We have started with metronomic chemotherapy as a salvage or palliative setting for relapsed refractory cases and we were surprised by a very good clinical tolerance and overall efficacy in several remarkable cases. So we started to work on it a little bit more and in 2004, ten years ago, we had developed our COMBAT protocol which means combined oral metronomic bio-differentiating anti-angiogenic treatment. In 2006 we published our first series of patients underlying good tolerance, a high quality of life and affordability of this treatment compared to modern and much more sexy targeted and modern therapies.
Which drugs do you use?
We used a lower dose of temozolomide but metronomic prolonged exposure of temozolomide, VP16 in a very low dose, 25mg/m2, and celecoxib and the retinoic acid as a [combo] but in a lower dose than it is usually given for neuroblastoma. Those are drugs normally used but not in such a combo as a cocktail. We were surprised by several very nice responses and I was summarising our clinical experience which could be concentrated in several points. One is that for brain tumours we need compartmental treatment; we need to treat our compartment, especially for some embryonal tumours like medulloblastoma where the second pattern of progression is leptomeningeal so we have to address the leptomeningeal compartment via intra-articular application of chemotherapy. Then the question comes what it should be, if it should be expensive liposomal Ara-C or just a normal methotrexate or normal VP16. It’s one of the important points and another important point is that the best survival we can report today from a real life clinical scenario are patients where we, after discussion with parents and family, parents were offered to use metronomic chemotherapy as a maintenance where they were just in some good partial remission or just partial remission at the end of the planned treatment. Those patients, those very high risk patients with a very low probability to sustain, to remain in their first PR, they are doing best.
A point I may underline is very good tolerability and potential to combine metronomic treatment with targeted therapies and with immune approaches. We have piloted a combination of metronomic chemotherapy with dendritic cell vaccine and that’s what we are working on recently.

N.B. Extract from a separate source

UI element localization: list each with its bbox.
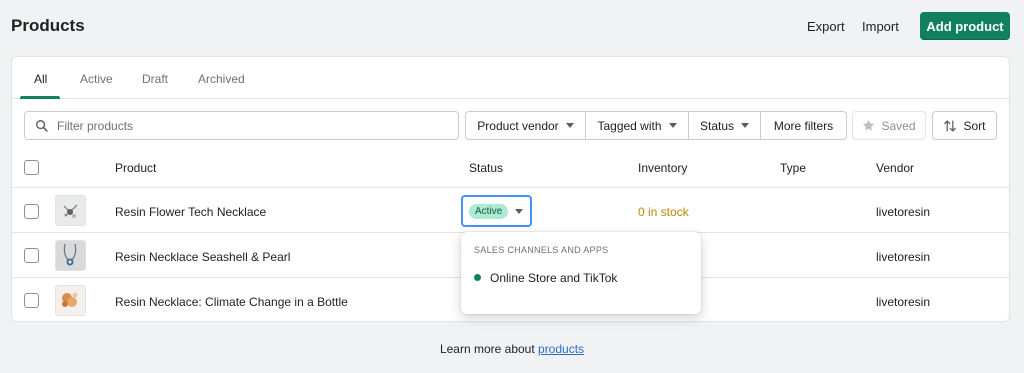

Probably the last point I may make is my experience from the European Regulatory Agency, from EMEA, as a several years member of the paediatric committee that there is almost no interest coming from companies to support paediatric metronomic trials despite they are very promising definitely, very cheap, affordable. However, the regulation applied to such low risk trials is completely the same as for trials backed by rich pharma companies.
What will the outcome be if drug companies don’t support the trials?
We have to apply for some charities, European agencies, national agencies. We have to do our best to get that money because we have to comply with regulations.
What other options would there be for these patients if they cannot access metronomic therapy?
Simply, they will get metronomic but out of clinical trials. They will get it off patent, off label, but we are wasting the data we could use for further development.
What’s the future of metronomics?
The future of metronomics, at least in my eyes, it’s a combination with some personalised medicine principles to know to whom to give which drug in which dose and the possibility to combine metronomic treatment especially with some immunomodulation approaches. This is probably the new avenue forward.